Hem o gafletkârane hâlet-i müdhişeden hiçe inen ezvak-ı hayat ve bütün bütün çekilip kuruyan emeller ve en dar bir daire içinde sıkışıp kalan belki mahvolan şahsıma ait nimetler, lezzetler birden (başka Risalelerde kat’î bir surette isbat ettiğimiz gibi) nur-u îman ile kalbin etrafındaki o dar daireyi öyle genişlettirdi ki, kâinatı içine aldı ve o Horhor bahçesinde kurumuş ve lezzetini kaçırmış nimetler yerinde, dâr-ı dünya ve dâr-ı âhireti birer sofra-i nimet ve birer tabla-i Rahmet şekline getirdi. Göz, kulak, kalb gibi, on değil, yüz cihazat-ı insaniyenin herbirini, gâyet uzun bir el suretinde, her mü’minin derecesi nisbetinde o iki sofra-i Rahmân’a uzatıp, her tarafından nimetleri toplayacak bir tarzda gösterdiğinden; hem bu ulvî hakikatı ifade, hem o hadsiz nimete şükür için o vakit böyle demiştim.
…
Yâni: “Dünya ve âhireti nimet ve Rahmetle doldurmuş bir surette, hakikî mü’minlerin nur-u îman ve İslâmiyetle inkişaf ve inbisat etmiş bütün hassalarının elleriyle o iki muazzam sofradan istifadeyi temin eden ve gösteren nur-u îman nimetinin mukabiline, o îmanı bana veren Hâlıkıma, bütün zerrat-ı vücudumla dünya ve âhiret dolusu hamd ve şükür, elimden gelse yaparım” demektir.

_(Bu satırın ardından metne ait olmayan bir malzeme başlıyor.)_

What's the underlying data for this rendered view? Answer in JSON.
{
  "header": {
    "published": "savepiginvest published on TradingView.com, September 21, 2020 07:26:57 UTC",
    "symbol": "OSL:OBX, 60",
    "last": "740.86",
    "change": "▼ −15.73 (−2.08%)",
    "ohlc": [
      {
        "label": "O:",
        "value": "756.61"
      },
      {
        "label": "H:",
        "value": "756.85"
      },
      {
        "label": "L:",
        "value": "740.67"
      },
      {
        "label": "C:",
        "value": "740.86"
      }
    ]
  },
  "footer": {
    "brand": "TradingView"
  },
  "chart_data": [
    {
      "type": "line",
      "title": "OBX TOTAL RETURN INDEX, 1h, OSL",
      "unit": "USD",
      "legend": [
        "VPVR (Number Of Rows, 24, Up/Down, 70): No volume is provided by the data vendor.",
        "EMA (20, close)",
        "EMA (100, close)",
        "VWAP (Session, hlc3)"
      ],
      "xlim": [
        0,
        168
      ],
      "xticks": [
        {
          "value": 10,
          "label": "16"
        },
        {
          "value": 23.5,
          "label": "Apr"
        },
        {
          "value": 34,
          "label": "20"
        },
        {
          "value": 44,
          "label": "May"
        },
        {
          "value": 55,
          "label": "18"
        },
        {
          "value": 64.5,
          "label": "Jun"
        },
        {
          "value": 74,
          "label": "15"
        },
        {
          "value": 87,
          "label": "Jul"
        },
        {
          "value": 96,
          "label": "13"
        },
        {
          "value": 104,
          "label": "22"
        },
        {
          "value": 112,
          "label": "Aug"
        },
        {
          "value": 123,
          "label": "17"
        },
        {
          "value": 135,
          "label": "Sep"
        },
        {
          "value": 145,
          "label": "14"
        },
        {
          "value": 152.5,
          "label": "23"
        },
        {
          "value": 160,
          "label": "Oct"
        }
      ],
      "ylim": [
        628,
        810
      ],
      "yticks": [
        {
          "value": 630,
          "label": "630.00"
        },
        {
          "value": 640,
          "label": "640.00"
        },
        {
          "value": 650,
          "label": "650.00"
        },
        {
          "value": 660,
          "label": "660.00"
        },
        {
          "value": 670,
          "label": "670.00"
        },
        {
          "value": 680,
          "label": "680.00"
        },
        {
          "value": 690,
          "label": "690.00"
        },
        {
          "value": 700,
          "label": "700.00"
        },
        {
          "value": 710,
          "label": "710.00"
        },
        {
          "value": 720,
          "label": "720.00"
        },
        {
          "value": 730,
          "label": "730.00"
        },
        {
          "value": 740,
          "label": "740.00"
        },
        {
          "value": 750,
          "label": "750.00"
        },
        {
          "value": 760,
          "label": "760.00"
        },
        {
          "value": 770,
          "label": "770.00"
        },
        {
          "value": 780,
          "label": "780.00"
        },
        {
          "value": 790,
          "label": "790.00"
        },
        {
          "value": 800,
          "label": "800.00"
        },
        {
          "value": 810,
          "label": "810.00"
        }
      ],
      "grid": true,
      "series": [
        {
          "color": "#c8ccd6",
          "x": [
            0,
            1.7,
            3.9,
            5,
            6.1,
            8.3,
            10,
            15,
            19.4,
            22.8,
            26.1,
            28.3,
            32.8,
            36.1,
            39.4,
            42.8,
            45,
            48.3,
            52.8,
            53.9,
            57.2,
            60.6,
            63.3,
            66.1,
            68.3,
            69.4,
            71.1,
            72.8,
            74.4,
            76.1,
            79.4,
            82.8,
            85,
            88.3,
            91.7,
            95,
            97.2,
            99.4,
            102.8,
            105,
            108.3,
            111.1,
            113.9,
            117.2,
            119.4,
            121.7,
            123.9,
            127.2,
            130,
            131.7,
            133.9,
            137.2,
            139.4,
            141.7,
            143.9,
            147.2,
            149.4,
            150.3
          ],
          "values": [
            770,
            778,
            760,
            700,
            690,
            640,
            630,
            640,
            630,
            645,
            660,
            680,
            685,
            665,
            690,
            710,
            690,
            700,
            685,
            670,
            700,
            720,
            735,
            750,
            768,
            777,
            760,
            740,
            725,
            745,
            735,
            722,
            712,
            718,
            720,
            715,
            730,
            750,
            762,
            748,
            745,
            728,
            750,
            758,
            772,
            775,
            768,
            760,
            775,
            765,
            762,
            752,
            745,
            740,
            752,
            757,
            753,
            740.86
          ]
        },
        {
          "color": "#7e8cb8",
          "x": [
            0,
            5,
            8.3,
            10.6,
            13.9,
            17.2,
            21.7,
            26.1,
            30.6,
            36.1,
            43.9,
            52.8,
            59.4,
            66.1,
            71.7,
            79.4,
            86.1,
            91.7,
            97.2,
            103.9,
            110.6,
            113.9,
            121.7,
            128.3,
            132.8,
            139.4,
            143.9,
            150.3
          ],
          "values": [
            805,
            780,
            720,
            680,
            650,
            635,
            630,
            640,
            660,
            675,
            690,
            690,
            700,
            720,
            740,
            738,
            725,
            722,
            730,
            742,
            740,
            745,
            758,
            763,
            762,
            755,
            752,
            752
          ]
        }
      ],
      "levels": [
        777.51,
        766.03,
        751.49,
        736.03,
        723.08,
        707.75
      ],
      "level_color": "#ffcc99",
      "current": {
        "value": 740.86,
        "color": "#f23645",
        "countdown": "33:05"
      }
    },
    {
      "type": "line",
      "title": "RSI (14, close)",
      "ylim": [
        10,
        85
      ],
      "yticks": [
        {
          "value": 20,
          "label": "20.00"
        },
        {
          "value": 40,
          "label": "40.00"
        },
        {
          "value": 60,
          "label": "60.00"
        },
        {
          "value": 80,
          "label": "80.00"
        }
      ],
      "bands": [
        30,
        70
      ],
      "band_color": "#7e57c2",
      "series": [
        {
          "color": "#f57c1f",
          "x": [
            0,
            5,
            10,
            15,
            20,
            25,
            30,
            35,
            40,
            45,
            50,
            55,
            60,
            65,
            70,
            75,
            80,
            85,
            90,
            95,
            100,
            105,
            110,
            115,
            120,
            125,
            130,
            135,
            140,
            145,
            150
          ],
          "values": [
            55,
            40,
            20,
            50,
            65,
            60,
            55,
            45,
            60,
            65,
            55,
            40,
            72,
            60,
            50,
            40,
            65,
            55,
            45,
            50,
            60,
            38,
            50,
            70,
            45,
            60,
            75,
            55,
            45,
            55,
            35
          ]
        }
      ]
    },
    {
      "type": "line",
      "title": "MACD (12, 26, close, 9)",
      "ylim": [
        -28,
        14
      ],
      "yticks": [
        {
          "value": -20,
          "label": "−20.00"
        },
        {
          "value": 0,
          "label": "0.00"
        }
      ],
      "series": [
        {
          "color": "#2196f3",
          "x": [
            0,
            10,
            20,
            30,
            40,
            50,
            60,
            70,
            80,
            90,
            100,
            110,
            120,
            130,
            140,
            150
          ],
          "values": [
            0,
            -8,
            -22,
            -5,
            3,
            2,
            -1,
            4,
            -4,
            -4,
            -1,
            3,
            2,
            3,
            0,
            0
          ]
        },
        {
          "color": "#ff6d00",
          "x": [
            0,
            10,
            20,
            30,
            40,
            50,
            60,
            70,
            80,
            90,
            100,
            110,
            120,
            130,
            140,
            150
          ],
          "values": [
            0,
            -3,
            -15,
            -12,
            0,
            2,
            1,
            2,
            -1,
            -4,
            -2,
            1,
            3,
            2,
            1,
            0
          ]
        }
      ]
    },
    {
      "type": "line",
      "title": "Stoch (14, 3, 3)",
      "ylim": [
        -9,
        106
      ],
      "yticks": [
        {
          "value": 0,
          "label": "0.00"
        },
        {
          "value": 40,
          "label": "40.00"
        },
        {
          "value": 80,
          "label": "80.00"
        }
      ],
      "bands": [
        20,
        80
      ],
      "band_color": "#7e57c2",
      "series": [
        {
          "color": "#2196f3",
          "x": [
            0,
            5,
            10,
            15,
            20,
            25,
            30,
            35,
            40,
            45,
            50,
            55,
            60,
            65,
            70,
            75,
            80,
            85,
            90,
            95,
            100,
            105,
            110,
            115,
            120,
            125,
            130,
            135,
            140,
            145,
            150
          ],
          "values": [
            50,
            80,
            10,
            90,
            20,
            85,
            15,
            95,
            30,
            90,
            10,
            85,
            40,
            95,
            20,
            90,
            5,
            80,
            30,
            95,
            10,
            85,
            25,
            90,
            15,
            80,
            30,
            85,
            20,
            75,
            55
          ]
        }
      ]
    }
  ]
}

Madem îman bu âlemde bu tesirat-ı azîmeyi yapar; elbette dâr-ı bekada öyle semerat ve füyuzatı olacak ki, bu dünyadaki akıl ile onlar ihata edilmez ve tarif edilmez.
—
SÖZLER 9.SÖZ BİRİNCİ NÜKTE:
Namazın mânâsı, Cenâb-ı Hakkı tesbih ve tâzim ve şükürdür.
Yâni, celaline karşı kavlen ve fiilen “Sübhânallah” deyip takdîs etmek.
Hem kêmaline karşı, lâfzan ve amelen “Allahü Ekber” deyip tâzim etmek.
Hem cemâline karşı, kalben ve lisânen ve bedenen “Elhamdülillâh” deyip şükretmektir.
Demek tesbih ve tekbir ve hamd, namazın çekirdekleri hükmündedirler.
Ondandır ki, namazın harekât ve ezkârında bu üç şey, her tarafında bulunuyorlar.
Hem ondandır ki, namazdan sonra, namazın mânâsını te’kid ve takviye için şu kelimât-ı mübâreke, otuzüç defa tekrar edilir.
Namazın mânâsı, şu mücmel hülâsalarla te’kid edilir.